Marijuana in the state of Massachusetts could be regulated similarly to alcohol in 2016, according to the Marijuana Policy Project. The Campaign to Regulate Marijuana Like Alcohol, led by chairman Dick Evans, has proposed a 2016 Massachusetts ballot question regarding the legalization of marijuana.
"It's time for Massachusetts to replace the failed policy of marijuana prohibition with a more sensible system in which marijuana is regulated similarly to alcohol," Evans said in a press statement. "We support this legislative effort, but we are also committed to moving forwards with the initiative so that voters can take over if the legislature fails to act."
The ballot question would construct a state commission, a department with the authority to regulate marijuana sales in establishments that are licensed and would establish a tax on retail sales.
Medical marijuana has been legalized in 23 states, including Massachusetts. The state legalized medical marijuana in 2012. In 2008, voters decriminalized possession of marijuana in small amounts, according to Boston.com.
"The citizens of Massachusetts intend that there should be no punishment under state law for qualifying patients, physicians and health care professionals, personal caregivers for patients, or medical marijuana treatment center agents for the medical use of marijuana," the Medical Use of Marijuana Program reads.
Recreational marijuana has been legalized in Alaska, Colorado, Oregon, Washington and the District of Columbia.
Democratic state Rep. David Rogers (Belmont) and state Sen. Patricia Jehlen (D-Somerville) introduced a bill that would regulate marijuana much like how alcohol is currently regulated within the state. However, Gov. Charlie Baker has expressed that he is in opposition to the legalization of marijuana.

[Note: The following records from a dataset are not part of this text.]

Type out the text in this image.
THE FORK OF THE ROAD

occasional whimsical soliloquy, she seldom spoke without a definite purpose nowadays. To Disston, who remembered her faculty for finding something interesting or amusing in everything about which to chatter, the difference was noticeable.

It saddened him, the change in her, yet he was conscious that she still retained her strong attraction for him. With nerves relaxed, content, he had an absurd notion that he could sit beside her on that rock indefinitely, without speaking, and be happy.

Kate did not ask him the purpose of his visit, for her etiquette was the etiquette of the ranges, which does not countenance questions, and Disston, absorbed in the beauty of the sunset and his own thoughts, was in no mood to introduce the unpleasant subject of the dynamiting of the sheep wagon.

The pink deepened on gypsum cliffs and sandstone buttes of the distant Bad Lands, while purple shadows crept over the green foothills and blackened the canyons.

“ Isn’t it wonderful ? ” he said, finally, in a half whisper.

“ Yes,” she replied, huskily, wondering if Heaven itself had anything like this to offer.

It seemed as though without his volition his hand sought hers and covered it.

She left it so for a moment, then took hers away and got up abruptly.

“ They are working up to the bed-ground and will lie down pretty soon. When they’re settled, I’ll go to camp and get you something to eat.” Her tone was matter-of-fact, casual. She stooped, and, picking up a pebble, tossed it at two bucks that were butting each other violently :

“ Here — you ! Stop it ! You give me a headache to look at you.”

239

"I'm going to oppose that and I'm going to oppose that vigorously," Baker said in 2014, according to the Springfield Republican. "There's a ton of research out there at this point that says, especially for young people, it's just plain bad." In January, the governor voiced his concerns that marijuana could fall in the hands of children.
According to a 2014 poll conducted by Suffolk University and the Boston Herald, 53% of its residents, are in favor for the legalization of marijuana.